Run LeaderWorkerSet

Run a LeaderWorkerSet as a Kueue-managed workload.

This page shows how to leverage Kueue’s scheduling and resource management capabilities when running LeaderWorkerSet.

We demonstrate how to support scheduling LeaderWorkerSets where a group of Pods constitutes a unit of admission represented by a Workload. This allows to scale-up and down LeaderWorkerSets group by group.

This integration is based on the Plain Pod Group integration.

This guide is for serving users that have a basic understanding of Kueue. For more information, see Kueue’s overview.

Before you begin

  1. Learn how to install Kueue with a custom manager configuration.

  2. Ensure that you have the leaderworkerset.x-k8s.io/leaderworkerset integration enabled, for example:

    apiVersion: config.kueue.x-k8s.io/v1beta1
    kind: Configuration
    integrations:
      frameworks:
       - "pod"
       - "leaderworkerset.x-k8s.io/leaderworkerset"
    

    Also, follow steps in Run Plain Pods to learn how to enable and configure the pod integration.

  3. Check Administer cluster quotas for details on the initial Kueue setup.

Running a LeaderWorkerSet admitted by Kueue

When running a LeaderWorkerSet on Kueue, take into consideration the following aspects:

a. Queue selection

The target local queue should be specified in the metadata.labels section of the LeaderWorkerSet configuration.

metadata:
   labels:
      kueue.x-k8s.io/queue-name: user-queue

b. Configure the resource needs

The resource needs of the workload can be configured in the spec.template.spec.containers.

spec:
   leaderWorkerTemplate:
      leaderTemplate:
         spec:
            containers:
               - resources:
                    requests:
                       cpu: "100m"
      workerTemplate:
         spec:
            containers:
               - resources:
                    requests:
                       cpu: "100m"

c.
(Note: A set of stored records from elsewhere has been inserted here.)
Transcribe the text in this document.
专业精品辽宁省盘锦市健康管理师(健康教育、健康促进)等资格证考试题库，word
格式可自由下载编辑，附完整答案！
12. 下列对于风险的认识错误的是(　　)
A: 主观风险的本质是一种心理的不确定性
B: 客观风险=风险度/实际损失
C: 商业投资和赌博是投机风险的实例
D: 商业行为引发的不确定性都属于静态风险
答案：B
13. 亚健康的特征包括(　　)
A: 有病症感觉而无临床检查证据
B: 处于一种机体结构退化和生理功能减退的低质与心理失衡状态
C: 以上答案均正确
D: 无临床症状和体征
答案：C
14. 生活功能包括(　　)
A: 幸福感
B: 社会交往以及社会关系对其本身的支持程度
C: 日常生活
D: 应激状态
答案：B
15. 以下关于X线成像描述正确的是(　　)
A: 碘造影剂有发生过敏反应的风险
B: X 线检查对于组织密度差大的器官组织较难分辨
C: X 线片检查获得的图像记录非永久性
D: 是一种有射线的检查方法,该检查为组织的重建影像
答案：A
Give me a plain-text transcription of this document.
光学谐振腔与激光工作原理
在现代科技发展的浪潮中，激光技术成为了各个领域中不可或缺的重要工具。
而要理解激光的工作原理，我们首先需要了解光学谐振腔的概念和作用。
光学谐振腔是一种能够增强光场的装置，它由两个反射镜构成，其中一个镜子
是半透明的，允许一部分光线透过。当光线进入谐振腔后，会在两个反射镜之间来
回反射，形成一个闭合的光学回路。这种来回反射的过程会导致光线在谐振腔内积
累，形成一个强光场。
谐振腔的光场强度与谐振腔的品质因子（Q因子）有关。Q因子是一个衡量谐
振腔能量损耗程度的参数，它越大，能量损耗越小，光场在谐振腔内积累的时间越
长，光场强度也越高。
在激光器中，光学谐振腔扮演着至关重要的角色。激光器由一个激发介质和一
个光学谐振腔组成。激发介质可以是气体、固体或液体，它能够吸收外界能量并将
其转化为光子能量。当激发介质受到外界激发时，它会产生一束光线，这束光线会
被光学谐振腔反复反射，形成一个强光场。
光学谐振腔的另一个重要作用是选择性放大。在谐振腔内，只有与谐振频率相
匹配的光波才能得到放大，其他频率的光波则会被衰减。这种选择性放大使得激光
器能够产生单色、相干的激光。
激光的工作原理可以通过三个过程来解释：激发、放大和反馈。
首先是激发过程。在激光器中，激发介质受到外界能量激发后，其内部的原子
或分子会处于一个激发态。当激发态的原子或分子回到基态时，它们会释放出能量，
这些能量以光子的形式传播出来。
Scaling

You can perform scale up or scale down operations on a LeaderWorkerSet .spec.replicas.

The unit of scaling is a LWS group. By changing the number of replicas in the LWS you can create or delete entire groups of Pods. As a result of scale up the newly created group of Pods is suspended by a scheduling gate, until the corresponding Workload is admitted.

Example

Here is a sample LeaderWorkerSet:

apiVersion: leaderworkerset.x-k8s.io/v1
kind: LeaderWorkerSet
metadata:
  name: nginx-leaderworkerset
  labels:
    app: nginx
    kueue.x-k8s.io/queue-name: user-queue
spec:
  replicas: 2
  leaderWorkerTemplate:
    leaderTemplate:
      spec:
        containers:
          - name: nginx-leader
            image: registry.k8s.io/nginx-slim:0.27
            resources:
              requests:
                cpu: "100m"
            ports:
              - containerPort: 80
    size: 3
    workerTemplate:
      spec:
        containers:
          - name: nginx-worker
            image: registry.k8s.io/nginx-slim:0.27
            resources:
              requests:
                cpu: "200m"
            ports:
              - containerPort: 80

You can create the LeaderWorkerSet using the following command:

kubectl create -f sample-leaderworkerset.yaml